The claimant, Suleyman Sanni approached the court to declare his dismissal unlawful and sought for reinstatement, payment of his salaries and entitlements.
Sanni told the court that due process of fair hearing was not accorded him before his dismissal, and therefore, the terms and conditions of service as stated in his employment letter was breached.
Delivering judgment, Justice Rakiya Haastrup, said that the inability of the claimant to tender his letter of employment as material evidence of fact to determine whether or not his dismissal was unlawful had truncated his case.
Haastrup said that the inability of the claimant to present the employment letter made it difficult for the court to determine how the defendant breached the terms and conditions of his employment.
On the issue of due process not followed as alleged by the claimant, the judge said that the claimant was given opportunity to defend himself on the allegation against him, contrary to his assertion that he was not accorded fair hearing.
The claimant’s counsel, Yusuf Kadiri, in his argument said that the claimant’s employment was governed by his letter of employment and the Public Service Rules (PSR), 2009.
The counsel further averred that procedures, as stipulated in the PSR, were disregarded in the dismissal of the claimant.

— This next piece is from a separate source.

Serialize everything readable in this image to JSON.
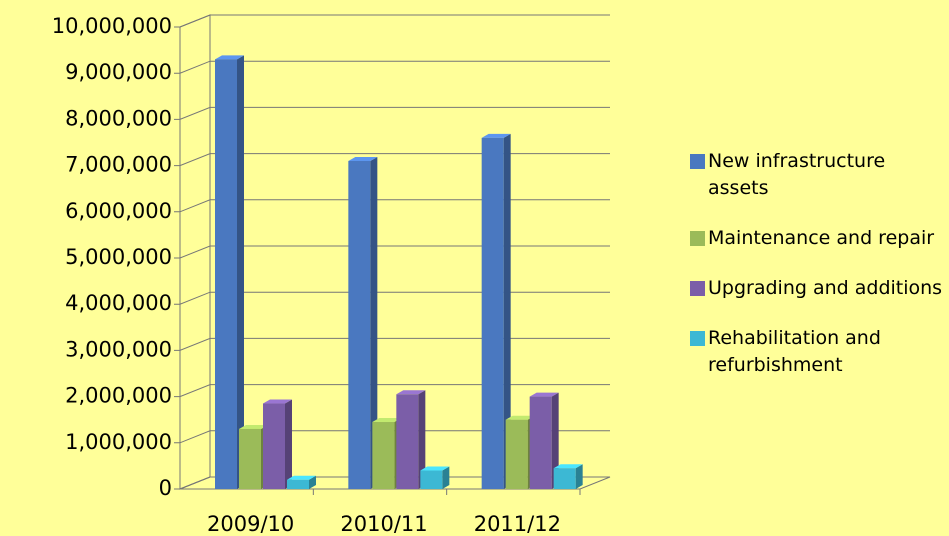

He said that by virtue of letter of employment and the PSR, due process was not followed and the power to dismiss his client from service was vested on the board of the defendant.
He said that as at the time the claimant was dismissed, JAMB did not have a governing board.
Kadiri added that the claimant was dismissed on the directive of the minister of education, which made the dismissal unlawful.
Fortunatus Bonire, the defense counsel, in his submission said that the claimant was dismissed over his engagement in unauthorised admission exercise in 2016.
He insisted that due process was followed before the claimant was dismissed.
Bonire said the claimant was issued a query, faced a disciplinary panel which indicted him and was subsequently dismissed from the service of the board.
He said that the Minister of Education, by powers vested on him by the JAMB Act, could perform certain functions of the board as was done in this case.
The News Agency of Nigeria (NAN) reports that similar suits filed against JAMB by dismissed workers were struck out by the same court over their failure to either tender their conditions of service or employment letters.